On the other end, the worst non-leveraged ETPs of the past month include the AccuShares Spot CBOE VIX Up Shares (NasdaqGM: VXUP) down 70.7%, REX VolMAXX Long VIX Weekly Futures Strategy ETF (BATS: VMAX) down 38.2% and iPath S&P 500 VIX Short Term Futures ETN (NYSEArca: VXX) down 30.1%.
The month of July started off on uncertain footing as investors digested the United Kingdom referendum vote and began positioning for a more volatile post-Brexit environment.
After the government revealed a surge in nonfarm payrolls, the equities market began to gain momentum on the improved underlying strength of the labor market and U.S. economy.
As the Brexit shock fades and improved economic data helps fuel sentiment, investors turned risk-on, fueling the push in U.S. equities through the rest of the month.
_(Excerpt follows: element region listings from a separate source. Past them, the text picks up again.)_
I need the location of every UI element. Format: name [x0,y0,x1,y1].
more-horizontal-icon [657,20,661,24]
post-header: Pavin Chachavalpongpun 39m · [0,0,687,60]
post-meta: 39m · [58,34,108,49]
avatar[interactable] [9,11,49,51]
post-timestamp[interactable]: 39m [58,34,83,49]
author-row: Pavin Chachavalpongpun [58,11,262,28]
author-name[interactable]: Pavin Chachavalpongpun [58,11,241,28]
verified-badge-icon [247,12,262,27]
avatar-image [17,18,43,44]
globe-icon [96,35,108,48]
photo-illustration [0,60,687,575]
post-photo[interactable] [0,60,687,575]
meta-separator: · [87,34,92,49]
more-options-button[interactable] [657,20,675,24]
Additionally, a string of better-than-expected second earnings results helped keep the momentum going.
Even a failed coup attempt in Turkey was not enough global geopolitical risk to topple the bullish run that pushed U.S. equities toward record highs.
Toward the end of July, the equities market was more or less stuck in slow, side ways action, with the Federal Reserve standing pat on interest rates but signaling a potential hike in September due to the strength of the labor market.